Every Muslim has heard of al-Andalus, where Europe meets Africa, where the Mediterranean almost closes its lips. It’s a land of sonority and luminosity, a storied land, an imagined land. Millions know the story of Boabdil (or Abu Abdullah Muhammad XII), the last Andalusi sultan, shedding a tear as he turned to view Granada one last time, bidding farewell to eight and a half centuries of civilisation, and his mother reproving him: ‘You weep like a woman for what you failed to defend like a man’. The phrase comes from Washington Irving, American Romantic author of Tales of the Alhambra and other fairy stories, but no matter. There’s a place in the Alpujarras mountains called the Pass of the Last Sigh, and Salman Rushdie wrote a novel called The Moor’s Last Sigh. For Muslims, al-Andalus represents lamented past glories, a standard against which to measure the decadence of the present, and hope for the future. For Spaniards and other Europeans it provokes reactions including embarrassment, denial, and delirious enthusiasm. Its image is burningly relevant to our contemporary global arguments over multiculturalism and migration.
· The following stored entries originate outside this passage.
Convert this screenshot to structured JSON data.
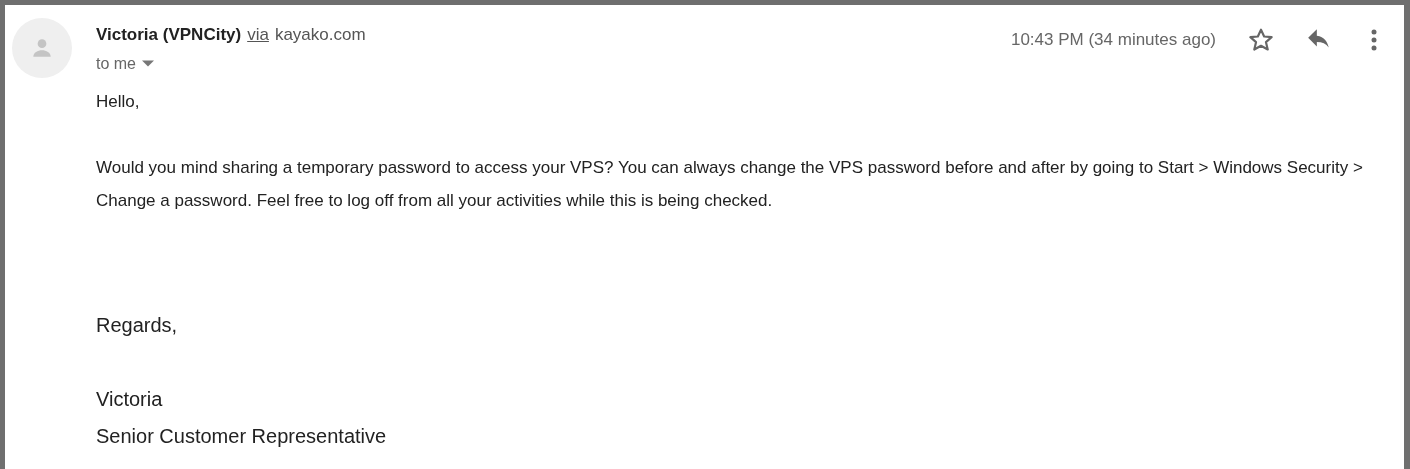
{
  "sender": {
    "name": "Victoria (VPNCity)",
    "via": "via",
    "domain": "kayako.com"
  },
  "recipient": "to me",
  "timestamp": "10:43 PM (34 minutes ago)",
  "starred": false,
  "greeting": "Hello,",
  "body": "Would you mind sharing a temporary password to access your VPS? You can always change the VPS password before and after by going to Start > Windows Security > Change a password. Feel free to log off from all your activities while this is being checked.",
  "closing": "Regards,",
  "signature": [
    "Victoria",
    "Senior Customer Representative"
  ]
}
So Muslims ruled a chunk of Western Europe for the best part of a millennium, until Europe’s Renaissance, which was in important ways provoked or fed by Europe’s Muslim civilisation. The final end of Muslim rule in 1492 provides one of those temptingly portentous dates by which to simplify history, for Christian Europe discovered the Americas in the same year, and in following years, funded by New World silver, dominated the eastern sea routes too, establishing the long ascendance which is only ending now.